The probability of the first prime being a 7 is 2/8 for primorial30 equation set, with eulerphi(30/2)=8 equations, two of them having numbers with least significant digits of 7. The odds of the second prime being also having a least significant digit of 7 is 1/7 as there are only 7 equations left that can produce primes in the primorial30 range, and only one equation that produces primes with significant digits of 7.

So the overall odds of having two primes with last digit being

7 within a primorial30 range is [(2/8)+(1/7)]/2=0.196428..

NOTE: that the Maximum number of primes that can have last digit of 7 (or more generally the same last digit) within a range of 30 numbers that are counted consecutively from zero, is 2.

The same calculation can be done for larger primorials, which can have more of the same ending digit primes in their primorial ranges counted from zero, but at decreasing probability for each subsequent one, using that above formula.

I still have to verify this 0.196428 is accurate :D

cheers, Jamie

And you felt it necessary to use the ?S? word, just like every spam pimp does?

How many equations are you saying are required for y = 210x + b to produce all the primes for non negative integers x?

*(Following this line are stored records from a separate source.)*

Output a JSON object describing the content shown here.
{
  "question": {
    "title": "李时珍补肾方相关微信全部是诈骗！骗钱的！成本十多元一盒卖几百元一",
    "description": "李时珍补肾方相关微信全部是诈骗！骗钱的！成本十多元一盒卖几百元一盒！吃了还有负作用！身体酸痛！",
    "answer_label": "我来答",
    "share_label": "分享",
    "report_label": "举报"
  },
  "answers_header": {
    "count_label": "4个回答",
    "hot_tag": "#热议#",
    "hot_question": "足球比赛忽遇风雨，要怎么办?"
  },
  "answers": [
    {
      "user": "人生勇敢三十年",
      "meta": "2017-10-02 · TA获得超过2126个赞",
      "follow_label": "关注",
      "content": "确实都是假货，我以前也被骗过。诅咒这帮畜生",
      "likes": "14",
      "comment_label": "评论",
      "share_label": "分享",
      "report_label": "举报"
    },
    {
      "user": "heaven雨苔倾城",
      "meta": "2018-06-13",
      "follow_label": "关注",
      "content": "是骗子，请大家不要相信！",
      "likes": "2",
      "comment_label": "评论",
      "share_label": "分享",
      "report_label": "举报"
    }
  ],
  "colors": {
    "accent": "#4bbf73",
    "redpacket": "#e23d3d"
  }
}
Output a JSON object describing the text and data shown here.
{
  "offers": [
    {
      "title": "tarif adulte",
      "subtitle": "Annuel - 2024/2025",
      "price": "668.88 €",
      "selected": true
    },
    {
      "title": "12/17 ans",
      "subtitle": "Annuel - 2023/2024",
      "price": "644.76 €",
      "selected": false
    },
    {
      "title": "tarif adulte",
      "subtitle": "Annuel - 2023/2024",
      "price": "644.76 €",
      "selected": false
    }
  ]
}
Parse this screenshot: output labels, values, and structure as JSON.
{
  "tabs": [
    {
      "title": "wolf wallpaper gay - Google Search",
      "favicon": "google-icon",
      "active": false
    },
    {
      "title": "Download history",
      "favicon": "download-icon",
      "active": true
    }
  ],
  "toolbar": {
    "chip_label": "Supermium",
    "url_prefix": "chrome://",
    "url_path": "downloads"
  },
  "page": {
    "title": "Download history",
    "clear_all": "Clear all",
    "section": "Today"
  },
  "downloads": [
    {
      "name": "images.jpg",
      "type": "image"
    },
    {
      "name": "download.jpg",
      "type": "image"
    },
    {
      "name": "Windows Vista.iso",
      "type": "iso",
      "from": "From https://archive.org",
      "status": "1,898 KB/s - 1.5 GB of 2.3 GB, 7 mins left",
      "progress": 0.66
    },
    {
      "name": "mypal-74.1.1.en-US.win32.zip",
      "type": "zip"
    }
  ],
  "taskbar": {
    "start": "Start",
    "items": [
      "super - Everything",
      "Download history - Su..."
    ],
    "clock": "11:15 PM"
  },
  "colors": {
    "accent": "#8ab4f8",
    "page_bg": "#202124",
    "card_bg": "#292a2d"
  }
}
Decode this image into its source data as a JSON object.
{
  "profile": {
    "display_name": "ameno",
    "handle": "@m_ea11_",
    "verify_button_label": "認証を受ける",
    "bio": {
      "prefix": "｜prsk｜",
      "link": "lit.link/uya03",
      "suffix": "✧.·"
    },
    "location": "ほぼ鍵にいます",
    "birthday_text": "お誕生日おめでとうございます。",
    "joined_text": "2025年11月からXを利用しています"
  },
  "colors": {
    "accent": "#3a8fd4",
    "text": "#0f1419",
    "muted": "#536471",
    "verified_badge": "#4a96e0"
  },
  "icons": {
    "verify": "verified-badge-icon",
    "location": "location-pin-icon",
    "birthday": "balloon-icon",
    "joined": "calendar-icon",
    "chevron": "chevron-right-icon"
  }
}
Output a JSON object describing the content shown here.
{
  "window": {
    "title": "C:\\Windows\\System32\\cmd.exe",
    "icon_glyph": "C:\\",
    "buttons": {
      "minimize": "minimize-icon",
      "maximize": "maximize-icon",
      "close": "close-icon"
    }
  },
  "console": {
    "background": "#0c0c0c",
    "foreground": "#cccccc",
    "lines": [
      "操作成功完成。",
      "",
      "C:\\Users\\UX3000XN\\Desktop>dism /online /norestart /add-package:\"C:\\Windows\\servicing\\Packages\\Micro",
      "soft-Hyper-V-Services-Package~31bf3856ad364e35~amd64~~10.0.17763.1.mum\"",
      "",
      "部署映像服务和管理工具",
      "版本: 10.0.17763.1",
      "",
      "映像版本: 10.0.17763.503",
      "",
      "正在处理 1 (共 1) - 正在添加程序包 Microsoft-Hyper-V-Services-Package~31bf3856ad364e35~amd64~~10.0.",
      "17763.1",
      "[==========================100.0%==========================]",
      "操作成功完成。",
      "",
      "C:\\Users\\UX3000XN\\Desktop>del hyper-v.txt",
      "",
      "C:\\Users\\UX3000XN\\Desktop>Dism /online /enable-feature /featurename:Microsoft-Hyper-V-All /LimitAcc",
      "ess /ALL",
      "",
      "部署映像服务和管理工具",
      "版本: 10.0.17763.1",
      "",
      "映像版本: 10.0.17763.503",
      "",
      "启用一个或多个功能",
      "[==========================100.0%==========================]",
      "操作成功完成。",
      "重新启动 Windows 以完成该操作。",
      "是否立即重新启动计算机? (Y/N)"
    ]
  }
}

Not counting 2,3,5,7 unique prime factors of the primorial 210, there are 48 different values of b required.

Do you know how to find all the values of b?

cheers, Jamie

Because 2*3*5 = 30, these equations produce all naturals greater than

30 that do not have 2 or 3 or 5 as a factor, including all such primes and all such nonprimes.

There is nothing magical or mystical or impressive about it!

The set of equations y = 6x + a prime less than 6 will produce every prime greater than 6

The set of equations y = 210x + a prime less than 8 will produce every prime greater than 8

The set of equations y = 2310x + a prime less than 12 will produce every prime greater than 12

And so on

--
Virgil 
"Mit der Dummheit kampfen Gotter selbst vergebens." (Schiller)

Ya I am spamming I admit, but at least it is confined to one thread mainly.

I put shocking in quotation marks as I don't think it is shocking..

"Mathematicians shocked to find pattern in ?random? prime numbers"

note the lack of quotation marks from the media.

Gotta compare this result with the 17.757% result quoted from this page about this prime spacing:

"If you have a prime that ends in a 7, what's the probability that the next prime ends in a 7? ...they found that among the first hundred million primes, the answer is just 17.757%."

I think the difference from 19.6% to 17.757% might be explained by the impact of subsequent periods of primorial ranges, not sure though.